12 This could be in principle be understood in the ‘hidden variables’ (or ‘statistical’, in the wording of Popper), as implying a non-trivial link with ontic states encoding the actual reality of physical systems. This is not the case here. No such hidden reality is assumed and while quantum states are not themselves properties of systems, they do not need to be supplemented by anything.

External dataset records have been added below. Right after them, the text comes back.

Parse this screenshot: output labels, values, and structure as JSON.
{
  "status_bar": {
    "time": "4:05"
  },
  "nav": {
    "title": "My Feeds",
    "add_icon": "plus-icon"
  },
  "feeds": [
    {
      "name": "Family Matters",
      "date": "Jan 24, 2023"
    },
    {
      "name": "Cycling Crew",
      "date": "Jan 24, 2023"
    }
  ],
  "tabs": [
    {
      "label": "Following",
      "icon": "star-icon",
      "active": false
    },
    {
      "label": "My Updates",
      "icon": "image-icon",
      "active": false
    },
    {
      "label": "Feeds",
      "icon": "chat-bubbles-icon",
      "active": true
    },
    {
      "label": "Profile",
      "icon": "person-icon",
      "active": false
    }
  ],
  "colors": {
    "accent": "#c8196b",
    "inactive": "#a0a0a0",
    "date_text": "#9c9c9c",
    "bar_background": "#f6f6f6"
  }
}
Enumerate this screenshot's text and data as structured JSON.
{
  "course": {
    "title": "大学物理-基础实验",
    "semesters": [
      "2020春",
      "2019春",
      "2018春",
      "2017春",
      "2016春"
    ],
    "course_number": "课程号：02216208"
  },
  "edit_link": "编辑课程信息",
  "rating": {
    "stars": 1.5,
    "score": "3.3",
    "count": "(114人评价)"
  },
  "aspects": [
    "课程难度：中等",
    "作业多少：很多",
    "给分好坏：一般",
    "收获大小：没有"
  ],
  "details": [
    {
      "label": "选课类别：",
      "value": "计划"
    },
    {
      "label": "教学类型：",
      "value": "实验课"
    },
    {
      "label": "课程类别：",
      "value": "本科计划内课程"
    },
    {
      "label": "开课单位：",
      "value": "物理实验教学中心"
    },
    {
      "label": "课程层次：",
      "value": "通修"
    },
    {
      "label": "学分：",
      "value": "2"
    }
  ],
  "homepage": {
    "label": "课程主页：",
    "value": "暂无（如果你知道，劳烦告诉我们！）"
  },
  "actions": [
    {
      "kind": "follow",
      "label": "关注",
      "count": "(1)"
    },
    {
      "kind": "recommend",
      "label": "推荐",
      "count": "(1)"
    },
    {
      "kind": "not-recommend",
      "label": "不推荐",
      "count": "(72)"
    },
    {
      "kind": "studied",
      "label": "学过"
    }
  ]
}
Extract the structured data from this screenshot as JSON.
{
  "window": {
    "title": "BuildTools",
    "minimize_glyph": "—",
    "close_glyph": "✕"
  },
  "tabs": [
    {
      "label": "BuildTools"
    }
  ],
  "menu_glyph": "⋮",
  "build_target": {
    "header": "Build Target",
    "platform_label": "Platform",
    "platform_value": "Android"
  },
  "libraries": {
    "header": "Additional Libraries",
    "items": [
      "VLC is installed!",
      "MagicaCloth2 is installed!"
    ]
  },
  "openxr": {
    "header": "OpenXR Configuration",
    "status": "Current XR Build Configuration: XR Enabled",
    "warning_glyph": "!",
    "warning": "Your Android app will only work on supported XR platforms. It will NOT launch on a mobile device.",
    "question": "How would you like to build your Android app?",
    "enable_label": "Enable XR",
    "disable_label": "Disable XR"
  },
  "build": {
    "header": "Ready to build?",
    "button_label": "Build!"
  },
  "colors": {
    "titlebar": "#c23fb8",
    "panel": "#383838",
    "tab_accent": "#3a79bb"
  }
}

13 While this seems to apply to all ‘neo-Copenhagen’ interpretations, it must be added that interpretations in this broad class differ significantly from one another. In some of them (Relational Quantum mechanics being an example) the objective, albeit relational or contextual, nature of quantum states is stressed, and the role of ‘knowledge’ downplayed; the result is possibly an ontic understanding of quantum states, in which they are however not intrinsic properties of individual systems but extrinsic ones associated to pairs of systems. This is reflected also in the other aspects of the interpretations, e.g. the nature of probabilities or the nature of the ‘observing system’ (Barzegar and Oriti Citation2022).

14 This is true in the context of philosophy of science, while at a more general level, scientific progress itself should be ultimately at the service of human progress, including freedom, happiness and other values, according to PKF. This a conclusion most forcefully advocated in his later production, and one basis (another being his ‘relativism’, however subtle and controversial, in epistemological matters, for limiting the power of ‘science’ and scientists in society (P. Feyerabend Citation1987).